Perhaps the best, most obvious feature of the match is the punching. My good God, these punches.
Perro Aguayo swings with all the passionate fury of the wronged. He punches hard and he punches big, but that’s only really half the story. Just as important is Sangre Chicana’s selling. His whole body gets rocked with every blow, lending each strike a near life and death sense of stakes. The staggered spaghetti-legged selling thrills me so much. I don’t know what Sangre Chicana did to deserve this hellacious beating, but I’m glad to see him receive it.
The beatdown takes up much of the first fall. Chicana gets basically nothing in, it’s just an all out thrashing from Aguayo. The big highlight—outside of those wild punches—is Chicana being thrown into the ringpost and getting further busted open with a wooden box at ringside.
The second fall sees much of the same, with Aguayo unleashing his fury on the rudo. He even escalates the violence by pulling apart the wooden ring edge to ram Chicana into. But Chicana’s just as experienced a brawler, and he’s able to throw hands with the best of them. In fact, though we mostly see Aguayo on offense, Chicana displays some blows in this that show that he might just be the greatest pro wrestling puncher of all time. Honestly, one can’t help but stop and be in awe of what Sangre Chicana displays here—not only being an all-timer at delivering a move, but also at selling that same offense in return.
A few big blows aren’t enough for Chicana to seize control though—a neat little way to show that the rudo can’t quite nut up against our hero and still expect to win. Instead, it’s cunning by evading a charging Aguayo in the corner that gives Chicana the opening to win the second fall of the match.
There’s a similar moment in the third fall when the two struggle over a row of chairs out in the crowd. Chicana throws a big punch that staggers Aguayo briefly. Once they return to the ring though, it’s Aguayo standing tall. Aguayo grabs a hold only for Chicana to headbutt him right in the balls. Such a great dirty tactic from Chicana driven by his inability to get the upper hand.
The third fall really is a wonder. Where the first two focused primarily on the brawling, the third fall sees these two amp up the desperation by throwing everything into the mix. They’re still swinging for the fences, but they also include holds and pinning combinations, as well as some spectacular dives. All of it with the very clear goal of getting that W and the mane of their rival.

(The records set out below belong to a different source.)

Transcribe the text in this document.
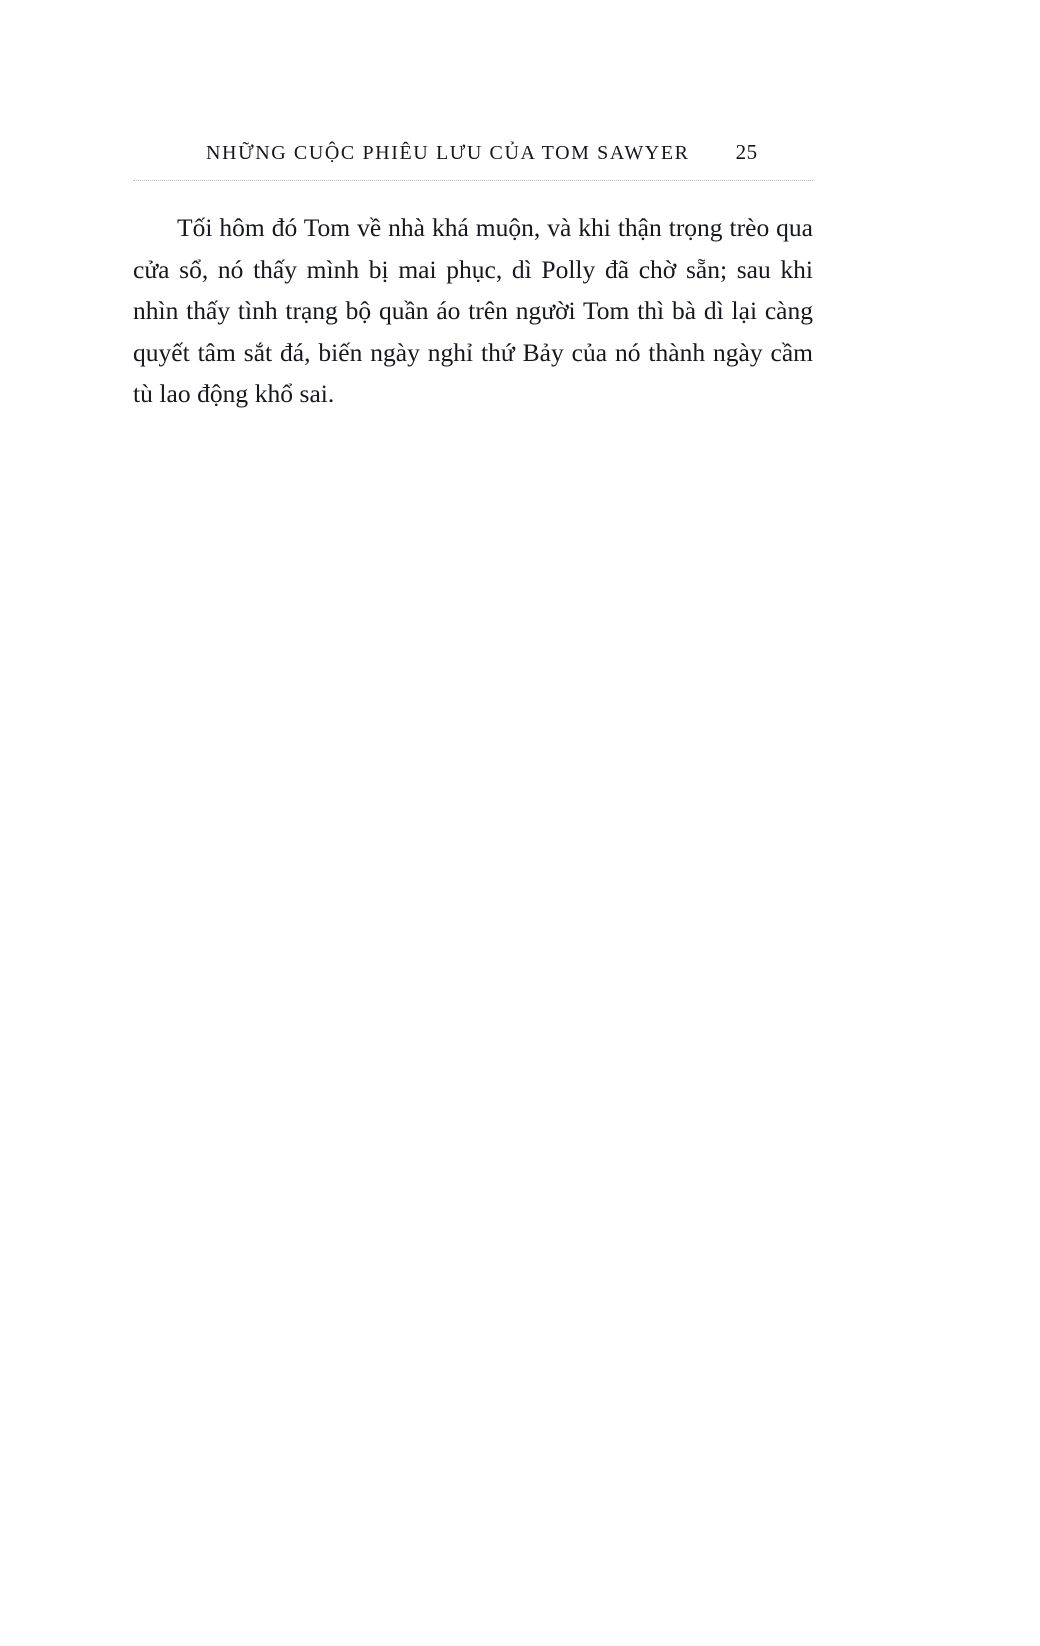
NHỮNG CUỘC PHIÊU LƯU CỦA TOM SAWYER 25

Tối hôm đó Tom về nhà khá muộn, và khi thận trọng trèo qua cửa sổ, nó thấy mình bị mai phục, dì Polly đã chờ sẵn; sau khi nhìn thấy tình trạng bộ quần áo trên người Tom thì bà dì lại càng quyết tâm sắt đá, biến ngày nghỉ thứ Bảy của nó thành ngày cầm tù lao động khổ sai.
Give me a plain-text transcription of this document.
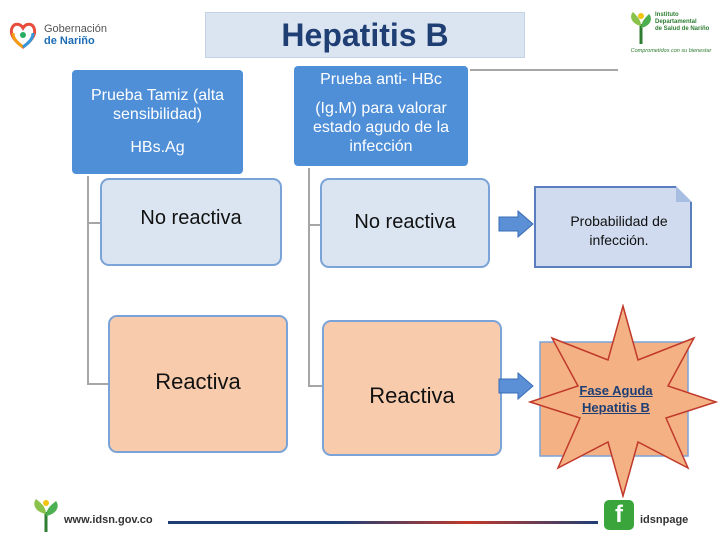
Gobernación
de Nariño	Hepatitis B
Instituto
Departamental
de Salud de Nariño
Comprometidos con su bienestar
Prueba Tamiz (alta sensibilidad)
HBs.Ag
No reactiva
Reactiva
Prueba anti- HBc
(Ig.M) para valorar estado agudo de la infección
No reactiva
Reactiva
Probabilidad de infección.
Fase Aguda
Hepatitis B
www.idsn.gov.co	f	idsnpage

Chicana really is the one I come away from this match admiring. It’s not just the magnitude of his selling, but also the precision of it.
Take for example, this bump in the third fall where Aguayo nails a big punch that sends Chicana flying out onto the floor. The bump alone is a marvel, both expressive and organic—at no point does Chicana’s tumble to the floor look anything less than realistic and painful.
But beyond the bump itself, the timing and presence of mind of Chicana on the floor. He waits to be fully upright on the floor until the precise moment that he has to catch Aguayo flying at him with the tope. It’s an amazing display of awareness and timing that so few today can match.
It’s pretty easily one of the best lucha libre matches of the 80s. At one point, I would have said it’s the very best, but I have demured from that idea for now. Recently, I even joked that its punch-centric offense and simple face/heel dynamics made it my favorite Memphis match of the 80s as well.
All that’s to say that there’s a universal quality to this match. It’s told in broad strokes, and all for the better. Its brilliance can’t be ignored.
IS IT BETTER THAN 6/3/94? I love simplicity in a match and Aguayo and Chicana deliver on that promise with a violent apuesta that never lets up. That being said, I think the ambition of 6/3/94 actually does it some credit in this regard. That match too is helped by its wider context. 6/3/94 feels much more like the shifting of the tide in a long history, whereas this apuesta seems to just exist in its own perfect bubble out of time. Nothing inherently wrong with either approach, but I’d give the edge to Misawa and Kawada for this one.